The threat of a domestic economic slowdown is encouraging Chinese citizens and companies to funnel more wealth abroad, posing a challenge for the authorities in Beijing.
Liam Bailey, global head of research at Knight Frank, said Chinese investors had stepped up their interest in British property in the last three years, in a bid to diversify their portfolios.
"In terms of foreign nationalities active in London's residential market right now, Chinese buyers - in terms of numbers of units that they are buying - are the biggest single nationality," he said.

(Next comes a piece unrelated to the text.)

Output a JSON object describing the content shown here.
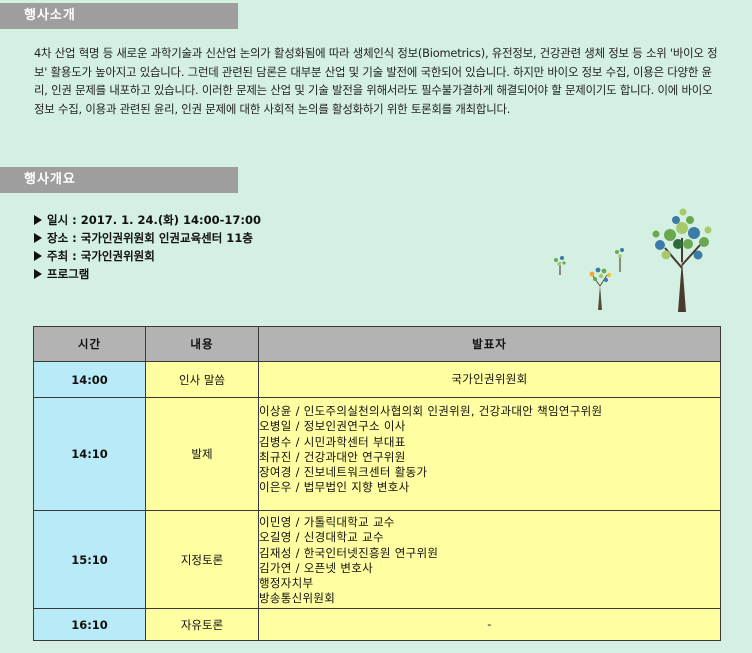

The buying spree continues despite moves by some blue chip lenders including HSBC, Standard Chartered and DBS Group Holdings to restrict or cease offering overseas mortgages and other foreign exchange services to some Chinese nationals.
"People think we are seeing a wave of Chinese demand. No, what we have seen so far is the ripple before the wave has even begun to arrive," Stephen Muller of New York-based Kuafu Properties, said in reaction to the findings.
Bailey said he expected more money to flow from China into British and U.S. property in the next decade than the last one, but volumes would depend on policy decisions in Beijing.
"The big issue the Chinese government faces is balancing the desire to control investment outflows against asset price bubbles within China," Bailey said.
"But giving Chinese investors the ability to diversify their wealth to other international markets could help take the pressure off domestic markets," he added.
Just four other countries and territories saw outward investment in excess of $1 trillion over the same period, the report showed.
The United Kingdom recorded cross-border asset purchases of $1.88 trillion. Ireland, flush with cash from its debt-fuelled "Celtic Tiger" economic boom, pumped out $1.32 trillion, and Hong Kong investors splashed out $1.7 trillion.
U.S. investors, however, sent more wealth overseas than peers in Britain, Ireland, China and Hong Kong put together, clocking up $7.3 trillion over the same period.